Saturday, August 17, 2013

Journey through tough financial times

My current focus is a huge credit card debt.  This had an element of spending too much over time catching up to you, but mostly it was our roof, hot water heater/supporting plumbing, entire air conditioning system, and grandmother's 90th birthday out of state trip for the family all coming in the same year.  So now we have debt I would have done just about anything to avoid.  Anything besides put my wife through a Dallas summer with no AC, skip my grandmother's 90th birthday, etc.

To be honest, there's a part of me that is glad to be forced to confront our finances with a "can we survive" mentality, vs. just getting comfortable looking at a budget that says we spent a tiny bit more than we made this month (It was unavoidable, it was a one time thing this month!).  It's never a one time thing, there's one time expenses every month.

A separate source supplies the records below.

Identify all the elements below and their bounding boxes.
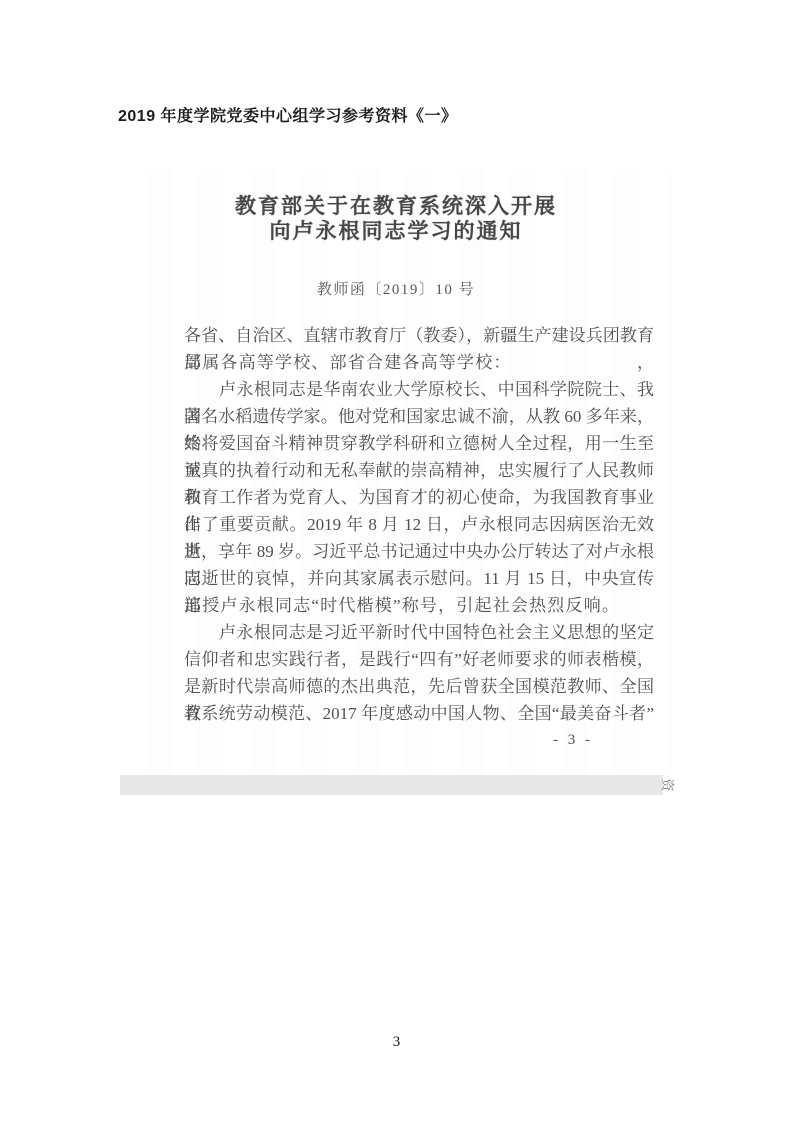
notice-body-line: 卢永根同志是华南农业大学原校长、中国科学院院士、我国: [184, 376, 654, 403]
notice-body-line: 是新时代崇高师德的杰出典范，先后曾获全国模范教师、全国教: [184, 673, 654, 700]
notice-title: 教育部关于在教育系统深入开展 向卢永根同志学习的通知: [120, 194, 672, 244]
notice-body-line: 追授卢永根同志“时代楷模”称号，引起社会热烈反响。: [184, 592, 654, 619]
notice-body-line: 信仰者和忠实践行者，是践行“四有”好老师要求的师表楷模，: [184, 646, 654, 673]
notice-body-line: 至真的执着行动和无私奉献的崇高精神，忠实履行了人民教师和: [184, 457, 654, 484]
notice-body: 各省、自治区、直辖市教育厅（教委），新疆生产建设兵团教育局， 部属各高等学校、部…: [184, 322, 654, 727]
page-header-title: 2019 年度学院党委中心组学习参考资料《一》: [118, 103, 458, 126]
notice-title-line-1: 教育部关于在教育系统深入开展: [120, 194, 672, 219]
notice-body-line: 育系统劳动模范、2017 年度感动中国人物、全国“最美奋斗者”: [184, 700, 654, 727]
horizontal-scrollbar-track[interactable]: [120, 775, 663, 795]
notice-body-line: 各省、自治区、直辖市教育厅（教委），新疆生产建设兵团教育局，: [184, 322, 654, 349]
scanned-notice-image: 教育部关于在教育系统深入开展 向卢永根同志学习的通知 教师函〔2019〕10 号…: [120, 170, 672, 775]
notice-body-line: 终将爱国奋斗精神贯穿教学科研和立德树人全过程，用一生至诚: [184, 430, 654, 457]
notice-body-line: 教育工作者为党育人、为国育才的初心使命，为我国教育事业作: [184, 484, 654, 511]
notice-body-line: 著名水稻遗传学家。他对党和国家忠诚不渝，从教 60 多年来，始: [184, 403, 654, 430]
document-page: 2019 年度学院党委中心组学习参考资料《一》 教育部关于在教育系统深入开展 向…: [0, 0, 793, 1122]
rotated-text-artifact: 资: [659, 777, 675, 793]
page-number-footer: 3: [0, 1034, 793, 1051]
notice-page-number: - 3 -: [553, 727, 593, 754]
notice-document-number: 教师函〔2019〕10 号: [120, 278, 672, 299]
notice-body-line: 卢永根同志是习近平新时代中国特色社会主义思想的坚定: [184, 619, 654, 646]
notice-body-line: 志逝世的哀悼，并向其家属表示慰问。11 月 15 日，中央宣传部: [184, 565, 654, 592]
notice-body-line: 出了重要贡献。2019 年 8 月 12 日，卢永根同志因病医治无效逝: [184, 511, 654, 538]
notice-body-line: 世，享年 89 岁。习近平总书记通过中央办公厅转达了对卢永根同: [184, 538, 654, 565]
notice-title-line-2: 向卢永根同志学习的通知: [120, 219, 672, 244]
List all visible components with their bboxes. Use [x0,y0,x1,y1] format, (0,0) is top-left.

So now I'm looking through the house with the lens of "What would that yield on eBay?"  We don't keep an enormous amount of stuff in our small house, but I'm finding some forgotten "treasures".  I don't need two flashes for the camera we only use on occasion.  I don't need the xbox, now that I spend every free moment of gaming (few that exist) on PC, playing through a backlog of Steam sales finds that will last me for the next 5 years.  So on and so forth.

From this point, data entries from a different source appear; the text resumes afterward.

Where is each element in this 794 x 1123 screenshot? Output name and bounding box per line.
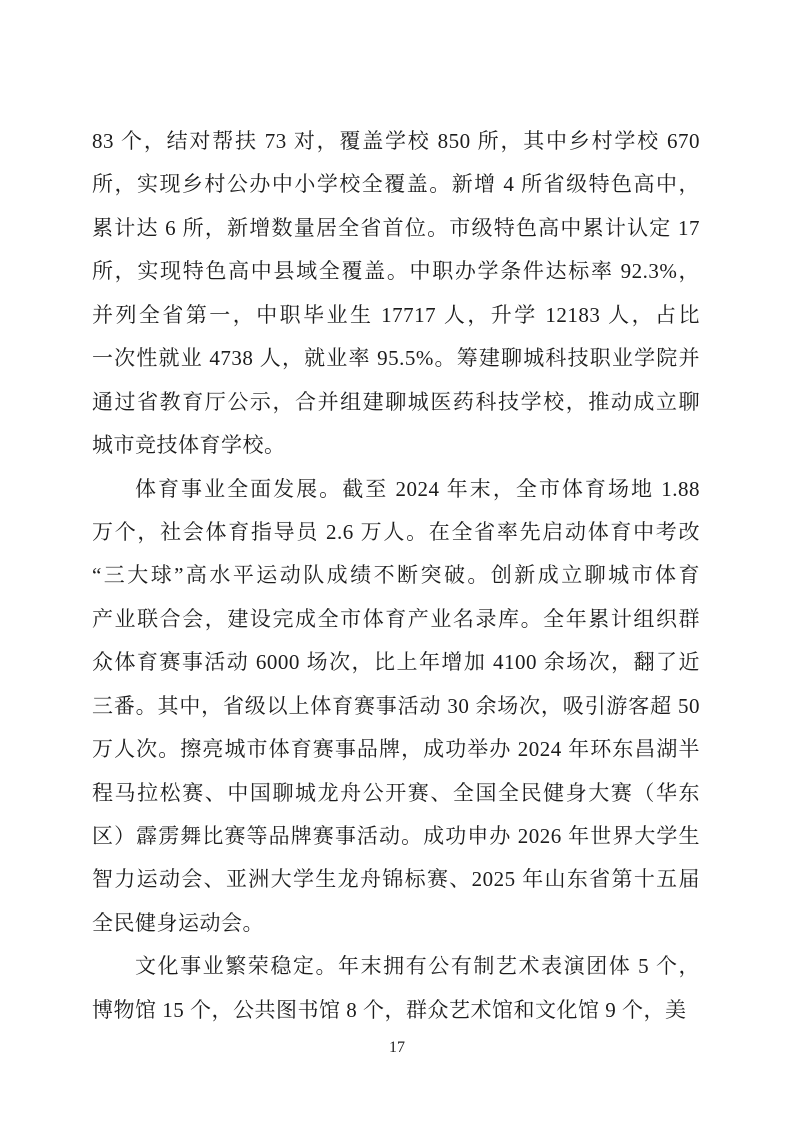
text-line: 万个，社会体育指导员 2.6 万人。在全省率先启动体育中考改革， bbox=[92, 511, 700, 554]
text-line: 智力运动会、亚洲大学生龙舟锦标赛、2025 年山东省第十五届 bbox=[92, 858, 700, 901]
text-line: 万人次。擦亮城市体育赛事品牌，成功举办 2024 年环东昌湖半 bbox=[92, 728, 700, 771]
text-line: 全民健身运动会。 bbox=[92, 902, 700, 945]
document-page: { "page": { "number": "17" }, "document"… bbox=[0, 0, 794, 1123]
text-line: 体育事业全面发展。截至 2024 年末，全市体育场地 1.88 bbox=[92, 468, 700, 511]
document-body: 83 个，结对帮扶 73 对，覆盖学校 850 所，其中乡村学校 670所，实现… bbox=[92, 120, 700, 1032]
paragraph-lead: 文化事业繁荣稳定。 bbox=[135, 954, 338, 978]
text-line: 博物馆 15 个，公共图书馆 8 个，群众艺术馆和文化馆 9 个，美 bbox=[92, 989, 700, 1032]
text-line: 所，实现特色高中县域全覆盖。中职办学条件达标率 92.3%， bbox=[92, 250, 700, 293]
paragraph: 83 个，结对帮扶 73 对，覆盖学校 850 所，其中乡村学校 670所，实现… bbox=[92, 120, 700, 468]
text-line: 产业联合会，建设完成全市体育产业名录库。全年累计组织群 bbox=[92, 598, 700, 641]
text-line: 众体育赛事活动 6000 场次，比上年增加 4100 余场次，翻了近 bbox=[92, 641, 700, 684]
text-line: 通过省教育厅公示，合并组建聊城医药科技学校，推动成立聊 bbox=[92, 381, 700, 424]
text-line: 三番。其中，省级以上体育赛事活动 30 余场次，吸引游客超 50 bbox=[92, 685, 700, 728]
text-line: 累计达 6 所，新增数量居全省首位。市级特色高中累计认定 17 bbox=[92, 207, 700, 250]
text-line: 83 个，结对帮扶 73 对，覆盖学校 850 所，其中乡村学校 670 bbox=[92, 120, 700, 163]
paragraph: 体育事业全面发展。截至 2024 年末，全市体育场地 1.88万个，社会体育指导… bbox=[92, 468, 700, 946]
text-line: 文化事业繁荣稳定。年末拥有公有制艺术表演团体 5 个， bbox=[92, 945, 700, 988]
paragraph-lead: 体育事业全面发展。 bbox=[135, 477, 342, 501]
text-line: 区）霹雳舞比赛等品牌赛事活动。成功申办 2026 年世界大学生 bbox=[92, 815, 700, 858]
text-line: 一次性就业 4738 人，就业率 95.5%。筹建聊城科技职业学院并 bbox=[92, 337, 700, 380]
text-line: 并列全省第一，中职毕业生 17717 人，升学 12183 人，占比 68.8%… bbox=[92, 294, 700, 337]
page-number: 17 bbox=[0, 1036, 794, 1060]
text-line: 城市竞技体育学校。 bbox=[92, 424, 700, 467]
paragraph: 文化事业繁荣稳定。年末拥有公有制艺术表演团体 5 个，博物馆 15 个，公共图书… bbox=[92, 945, 700, 1032]
text-line: “三大球”高水平运动队成绩不断突破。创新成立聊城市体育 bbox=[92, 554, 700, 597]
text-line: 程马拉松赛、中国聊城龙舟公开赛、全国全民健身大赛（华东 bbox=[92, 772, 700, 815]
text-line: 所，实现乡村公办中小学校全覆盖。新增 4 所省级特色高中， bbox=[92, 163, 700, 206]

I've realized I'm an optimizer.  I want to extract the maximum possible value from the things I have, and spend money on.  I get incredible value from my $7.99 Netflix subscription, my $30.00 or less cell phone subscription, and my $2.99 skype subscription.  But what about my car insurance?  What about my alcohol monthly budget?  Groceries?

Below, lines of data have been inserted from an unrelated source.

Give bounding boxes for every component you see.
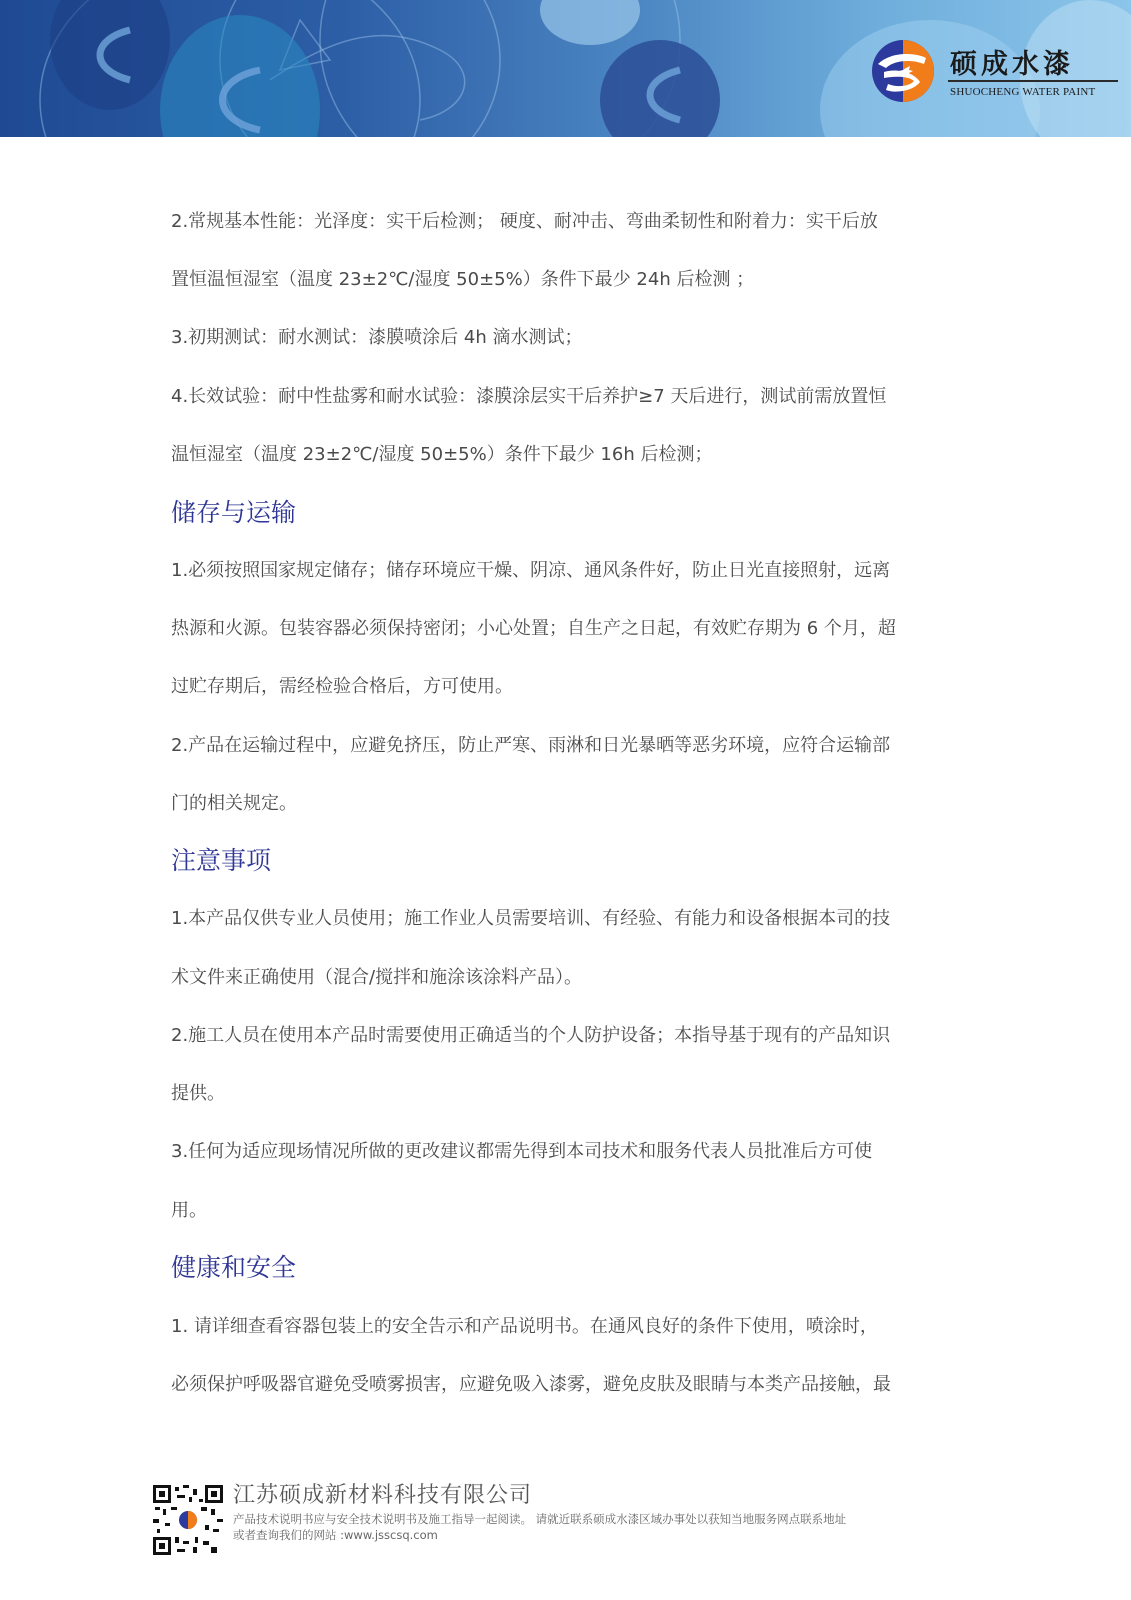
- brand-name-cn: 硕成水漆: [950, 42, 1074, 81]
- brand-name-en: SHUOCHENG WATER PAINT: [950, 86, 1095, 98]
- company-name: 江苏硕成新材料科技有限公司: [233, 1478, 532, 1509]
- paragraph-line: 3.任何为适应现场情况所做的更改建议都需先得到本司技术和服务代表人员批准后方可使: [171, 1140, 961, 1164]
- paragraph-line: 2.施工人员在使用本产品时需要使用正确适当的个人防护设备；本指导基于现有的产品知…: [171, 1024, 961, 1048]
- footer-website-note: 或者查询我们的网站 :www.jsscsq.com: [233, 1527, 953, 1543]
- brand-logo-icon: [870, 38, 936, 104]
- section-heading-precautions: 注意事项: [171, 846, 271, 876]
- paragraph-line: 3.初期测试：耐水测试：漆膜喷涂后 4h 滴水测试；: [171, 326, 961, 350]
- paragraph-line: 热源和火源。包装容器必须保持密闭；小心处置；自生产之日起，有效贮存期为 6 个月…: [171, 617, 961, 641]
- paragraph-line: 过贮存期后，需经检验合格后，方可使用。: [171, 675, 961, 699]
- paragraph-line: 门的相关规定。: [171, 792, 961, 816]
- paragraph-line: 1.本产品仅供专业人员使用；施工作业人员需要培训、有经验、有能力和设备根据本司的…: [171, 907, 961, 931]
- paragraph-line: 4.长效试验：耐中性盐雾和耐水试验：漆膜涂层实干后养护≥7 天后进行，测试前需放…: [171, 385, 961, 409]
- brand-divider: [948, 80, 1118, 82]
- section-heading-health-safety: 健康和安全: [171, 1253, 296, 1283]
- brand-logo: 硕成水漆 SHUOCHENG WATER PAINT: [870, 36, 1090, 108]
- header-banner: 硕成水漆 SHUOCHENG WATER PAINT: [0, 0, 1131, 137]
- paragraph-line: 2.产品在运输过程中，应避免挤压，防止严寒、雨淋和日光暴晒等恶劣环境，应符合运输…: [171, 734, 961, 758]
- paragraph-line: 提供。: [171, 1082, 961, 1106]
- qr-code-icon: [153, 1485, 223, 1555]
- paragraph-line: 1.必须按照国家规定储存；储存环境应干燥、阴凉、通风条件好，防止日光直接照射，远…: [171, 559, 961, 583]
- section-heading-storage: 储存与运输: [171, 498, 296, 528]
- footer-note: 产品技术说明书应与安全技术说明书及施工指导一起阅读。 请就近联系硕成水漆区域办事…: [233, 1511, 953, 1527]
- paragraph-line: 1. 请详细查看容器包装上的安全告示和产品说明书。在通风良好的条件下使用，喷涂时…: [171, 1315, 961, 1339]
- paragraph-line: 2.常规基本性能：光泽度：实干后检测； 硬度、耐冲击、弯曲柔韧性和附着力：实干后…: [171, 210, 961, 234]
- paragraph-line: 必须保护呼吸器官避免受喷雾损害，应避免吸入漆雾，避免皮肤及眼睛与本类产品接触，最: [171, 1373, 961, 1397]
- paragraph-line: 用。: [171, 1199, 961, 1223]
- paragraph-line: 置恒温恒湿室（温度 23±2℃/湿度 50±5%）条件下最少 24h 后检测 ；: [171, 268, 961, 292]
- paragraph-line: 术文件来正确使用（混合/搅拌和施涂该涂料产品）。: [171, 966, 961, 990]
- paragraph-line: 温恒湿室（温度 23±2℃/湿度 50±5%）条件下最少 16h 后检测；: [171, 443, 961, 467]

Now that my focus is drawn with forceful necessity to eliminating all unnecessary expenses, while seeking any possible source of additional income, I'm able to see more clearly what I'm getting out of what I spend.  For what it's worth, I also want to share what I have found, and continue to find, as viable options for optimizing a relatively conservative income, in Dallas, TX, admittedly one of the more affluent cities in America.  Join me in my journey of discovery, and feel free to offer advice or criticism.